Near the dining tent, she queued for a pay phone. It would be more private than talking to Garrett over one of the radios.

His deep voice was unchanged and reassuring. “Anderson.”

She bit her lip against the horror of Billy’s screams.

“Yo, talk to me.”

“It’s Clare.”

“Gal.” His voice said he knew. “You okay?”

She sucked in her breath. Did trembling inside qualify as okay? Even though she’d bathed, the scorched stench had permeated her head and she could not shake it.

Garrett spoke into her silence. “These things happen,” he said in an uncanny echo of what the folks at the station had told her about Frank.

“Yeah,” she managed.

“With your daughter coming, you take some time. Show her the sights,” he offered.

“Yeah.” She discovered how hard she’d been gripping the receiver only when her fingers relaxed.

“I’ve been briefed on what happened, but I’ll need your story. Are you up to it now while the memory is fresh?” His voice was steady.

“Okay,” she agreed. Around her was a throng of yellow-shirts. From eager students to men and women with graying hair, they all risked themselves, as she did.

She just didn’t know if she wanted the job anymore.

 

 

 

 

The Storm Creek Camp’s dining tent bustled at ten p.m. Hundreds of firefighters, pilots, and support personnel grabbed a meal before too little sleep and a too-early call.

Despite her aversion to the thought of food, Clare joined the line. A loudspeaker garbled a country tune while servers heaped her plate with greasy pork chops, lumpy mashed potatoes, and canned green beans.

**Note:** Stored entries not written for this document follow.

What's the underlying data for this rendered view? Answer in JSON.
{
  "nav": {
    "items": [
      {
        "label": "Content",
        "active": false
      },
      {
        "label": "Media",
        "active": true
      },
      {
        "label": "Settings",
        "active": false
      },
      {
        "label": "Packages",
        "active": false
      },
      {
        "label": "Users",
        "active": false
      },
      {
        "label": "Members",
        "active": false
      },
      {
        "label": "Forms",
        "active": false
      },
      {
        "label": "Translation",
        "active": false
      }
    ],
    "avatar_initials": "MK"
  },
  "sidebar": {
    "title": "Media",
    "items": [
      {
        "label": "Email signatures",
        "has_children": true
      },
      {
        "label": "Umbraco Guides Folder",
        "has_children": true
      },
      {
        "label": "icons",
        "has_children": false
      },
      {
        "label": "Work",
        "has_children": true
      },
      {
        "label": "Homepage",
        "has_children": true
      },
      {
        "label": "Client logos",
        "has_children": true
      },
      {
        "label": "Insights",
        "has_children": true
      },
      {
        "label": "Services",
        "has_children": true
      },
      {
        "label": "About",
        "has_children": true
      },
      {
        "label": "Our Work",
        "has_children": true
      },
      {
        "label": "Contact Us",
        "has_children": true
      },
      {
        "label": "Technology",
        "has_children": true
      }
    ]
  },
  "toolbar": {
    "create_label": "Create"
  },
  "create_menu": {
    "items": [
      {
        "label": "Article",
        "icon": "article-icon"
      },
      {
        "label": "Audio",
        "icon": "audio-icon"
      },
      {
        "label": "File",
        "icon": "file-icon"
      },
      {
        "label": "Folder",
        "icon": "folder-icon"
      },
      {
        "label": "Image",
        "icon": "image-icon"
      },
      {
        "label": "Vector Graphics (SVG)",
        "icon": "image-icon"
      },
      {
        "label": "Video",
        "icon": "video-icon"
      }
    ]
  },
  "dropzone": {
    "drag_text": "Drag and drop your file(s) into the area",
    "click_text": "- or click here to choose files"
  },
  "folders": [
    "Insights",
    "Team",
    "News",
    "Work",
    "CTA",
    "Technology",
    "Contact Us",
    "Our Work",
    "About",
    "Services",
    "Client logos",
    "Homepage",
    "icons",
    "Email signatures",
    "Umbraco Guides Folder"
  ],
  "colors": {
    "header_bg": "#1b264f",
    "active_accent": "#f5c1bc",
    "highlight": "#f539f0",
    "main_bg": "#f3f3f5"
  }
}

Since the troops had left, the only person she knew at the tables was Steve.

When she paused beside him, he looked up from his Styrofoam plate. His blond hair was clean and, like her, he had turned in his soiled Nomex for fresh. Some medic had bandaged his more seriously burned left hand, and his right was pink in places. Her own hands stung, but she didn’t think she needed a bandage.

Clare climbed onto the bench beside Steve. As she settled in, her arm brushed his. “Excuse me,” she murmured.

She reached for a plastic saltshaker. Steve passed it, their hands touching briefly. His face, still pink from a day of sun and the heat of the fire, seemed to turn a bit redder.

Looking at her plate, Clare salted, lifted a mouthful of the tasteless green beans, and salted again. Her raw throat protested.